God decided to make it absolutely clear to us just how far this respect for authority stuff goes: When Saul was wounded in battle he asked his armourbearer to kill him, but because the armourbearer was afraid to touch the Lord’s anointed, Saul committed suicide (1 Sa 31:3-6). Later a young man, hoping to gain favor with the new king, David, invented a story about how he killed Saul (2 Sa 1:5-10). Imagine his surprise when David and his comrades reacted by fasting, ripping their clothes, mourning, and weeping. And then his shock when David coldly asked him why he wasn’t afraid to touch the Lord’s authority (2 Sa 1:14). And then his horror when David ordered one of his soldiers to execute him (v.15). Since the young man was a liar it is likely he was also weak and cowardly. Therefore he immediately admitted he’d invented the story, confessed that he had merely witnessed from a distance Saul’s demise (1 Sa 31), and thought he might impress David if he claimed to be the one who killed Saul.
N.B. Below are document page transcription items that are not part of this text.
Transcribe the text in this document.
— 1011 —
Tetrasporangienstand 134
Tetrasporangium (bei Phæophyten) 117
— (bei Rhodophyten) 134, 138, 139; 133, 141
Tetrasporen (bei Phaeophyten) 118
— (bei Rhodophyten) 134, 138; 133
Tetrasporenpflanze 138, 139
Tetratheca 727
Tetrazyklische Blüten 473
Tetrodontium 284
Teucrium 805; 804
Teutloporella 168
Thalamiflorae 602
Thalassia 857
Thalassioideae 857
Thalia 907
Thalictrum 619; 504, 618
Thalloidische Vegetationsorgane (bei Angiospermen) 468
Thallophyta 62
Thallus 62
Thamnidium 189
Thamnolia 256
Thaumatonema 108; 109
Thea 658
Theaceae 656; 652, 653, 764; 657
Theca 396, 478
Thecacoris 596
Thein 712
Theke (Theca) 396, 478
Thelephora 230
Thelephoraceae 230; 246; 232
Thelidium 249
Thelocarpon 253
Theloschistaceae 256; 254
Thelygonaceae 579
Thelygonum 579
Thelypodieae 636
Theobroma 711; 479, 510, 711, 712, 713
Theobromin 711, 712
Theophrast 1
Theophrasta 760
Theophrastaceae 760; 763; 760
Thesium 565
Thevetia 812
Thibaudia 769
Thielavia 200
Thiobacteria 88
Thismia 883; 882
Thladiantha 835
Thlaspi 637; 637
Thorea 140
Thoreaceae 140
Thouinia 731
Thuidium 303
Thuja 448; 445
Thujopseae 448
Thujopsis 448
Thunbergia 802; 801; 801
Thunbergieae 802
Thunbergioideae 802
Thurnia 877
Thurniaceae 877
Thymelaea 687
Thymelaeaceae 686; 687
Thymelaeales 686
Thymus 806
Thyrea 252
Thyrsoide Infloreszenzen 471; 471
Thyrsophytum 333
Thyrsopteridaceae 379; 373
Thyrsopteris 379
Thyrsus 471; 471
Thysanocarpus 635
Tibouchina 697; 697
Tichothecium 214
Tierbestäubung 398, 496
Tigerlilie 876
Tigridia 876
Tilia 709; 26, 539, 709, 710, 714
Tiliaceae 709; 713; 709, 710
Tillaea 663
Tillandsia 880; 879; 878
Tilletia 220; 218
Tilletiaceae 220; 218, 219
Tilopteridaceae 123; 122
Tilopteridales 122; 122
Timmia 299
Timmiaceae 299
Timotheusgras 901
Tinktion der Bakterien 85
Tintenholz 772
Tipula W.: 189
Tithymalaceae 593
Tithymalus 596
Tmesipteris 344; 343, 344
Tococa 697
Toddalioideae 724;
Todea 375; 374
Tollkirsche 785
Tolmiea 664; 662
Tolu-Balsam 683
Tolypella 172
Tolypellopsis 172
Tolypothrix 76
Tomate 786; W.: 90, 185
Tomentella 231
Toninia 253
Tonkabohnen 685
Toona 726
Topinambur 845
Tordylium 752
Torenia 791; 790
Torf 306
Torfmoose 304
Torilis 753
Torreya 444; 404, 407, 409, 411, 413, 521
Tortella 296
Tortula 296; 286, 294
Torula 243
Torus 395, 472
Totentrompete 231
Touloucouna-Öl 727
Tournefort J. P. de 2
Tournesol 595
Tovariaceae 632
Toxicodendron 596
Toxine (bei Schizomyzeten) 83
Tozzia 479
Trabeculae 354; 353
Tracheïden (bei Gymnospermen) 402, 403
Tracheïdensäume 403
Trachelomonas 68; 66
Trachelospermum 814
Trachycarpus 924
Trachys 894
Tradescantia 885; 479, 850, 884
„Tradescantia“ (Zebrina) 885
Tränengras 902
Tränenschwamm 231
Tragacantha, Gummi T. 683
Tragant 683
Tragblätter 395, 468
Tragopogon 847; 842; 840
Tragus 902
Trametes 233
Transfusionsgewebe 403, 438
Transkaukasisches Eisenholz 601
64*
But David knew regicide is so evil a concept that people who merely advocate or support it are worthy of death. Therefore, it didn’t matter if the young man actually killed Saul or if he lied about it because the evil ideology that says killing a king is permissible still resided within the man’s breast. So David answered the young man’s hasty confession by saying, “You’ve caused your own death, son, because when you lied about killing the king, your own words revealed that you believe in regicide” (2 Sa 1:16).